Case study of a differentiable heterogeneous multiphysics solver for a nuclear fusion application
This addresses the problem of efficient and differentiable multiphysics modeling for nuclear fusion researchers, though it appears incremental as it builds on existing tools like JAX and Gkeyll.
This work tackled the challenge of integrating non-differentiable, production-grade plasma solvers into gradient-based workflows for nuclear fusion applications, resulting in the development of the 'Tesseract' software that enables end-to-end differentiability and seamless interchange between high-fidelity solvers, neural surrogates, and analytical approximations.

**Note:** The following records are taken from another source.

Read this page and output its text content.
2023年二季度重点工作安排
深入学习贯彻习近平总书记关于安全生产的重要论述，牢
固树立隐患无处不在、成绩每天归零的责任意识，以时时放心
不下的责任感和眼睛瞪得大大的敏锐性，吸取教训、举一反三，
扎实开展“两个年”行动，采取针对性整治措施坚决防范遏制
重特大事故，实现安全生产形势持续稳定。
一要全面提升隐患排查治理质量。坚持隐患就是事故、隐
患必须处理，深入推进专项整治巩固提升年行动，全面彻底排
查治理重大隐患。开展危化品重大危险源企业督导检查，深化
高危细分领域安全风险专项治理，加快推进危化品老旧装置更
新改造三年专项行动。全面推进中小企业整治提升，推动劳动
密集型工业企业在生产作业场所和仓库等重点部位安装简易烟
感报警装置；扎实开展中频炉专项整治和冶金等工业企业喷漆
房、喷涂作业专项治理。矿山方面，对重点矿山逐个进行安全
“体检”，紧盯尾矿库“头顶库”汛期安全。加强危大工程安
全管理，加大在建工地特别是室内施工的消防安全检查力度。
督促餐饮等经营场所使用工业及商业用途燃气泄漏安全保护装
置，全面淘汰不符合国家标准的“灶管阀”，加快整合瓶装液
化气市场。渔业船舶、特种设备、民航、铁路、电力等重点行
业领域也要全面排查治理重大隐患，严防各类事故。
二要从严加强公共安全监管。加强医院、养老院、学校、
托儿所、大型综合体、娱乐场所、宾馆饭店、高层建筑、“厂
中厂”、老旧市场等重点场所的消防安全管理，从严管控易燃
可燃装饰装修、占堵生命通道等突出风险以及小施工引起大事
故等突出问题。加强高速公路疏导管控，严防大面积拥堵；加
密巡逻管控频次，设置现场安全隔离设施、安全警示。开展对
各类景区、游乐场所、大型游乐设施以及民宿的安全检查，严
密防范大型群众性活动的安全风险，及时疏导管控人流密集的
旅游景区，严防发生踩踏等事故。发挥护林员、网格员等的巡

This work presents a case study of a heterogeneous multiphysics solver from the nuclear fusion domain. At the macroscopic scale, an auto-differentiable ODE solver in JAX computes the evolution of the pulsed power circuit and bulk plasma parameters for a compressing Z Pinch. The ODE solver requires a closure for the impedance of the plasma load obtained via root-finding at every timestep, which we solve efficiently using gradient-based Newton iteration. However, incorporating non-differentiable production-grade plasma solvers like Gkeyll (a C/CUDA plasma simulation suite) into a gradient-based workflow is non-trivial. The ''Tesseract'' software addresses this challenge by providing a multi-physics differentiable abstraction layer made fully compatible with JAX (through the `tesseract_jax` adapter). This architecture ensures end-to-end differentiability while allowing seamless interchange between high-fidelity solvers (Gkeyll), neural surrogates, and analytical approximations for rapid, progressive prototyping.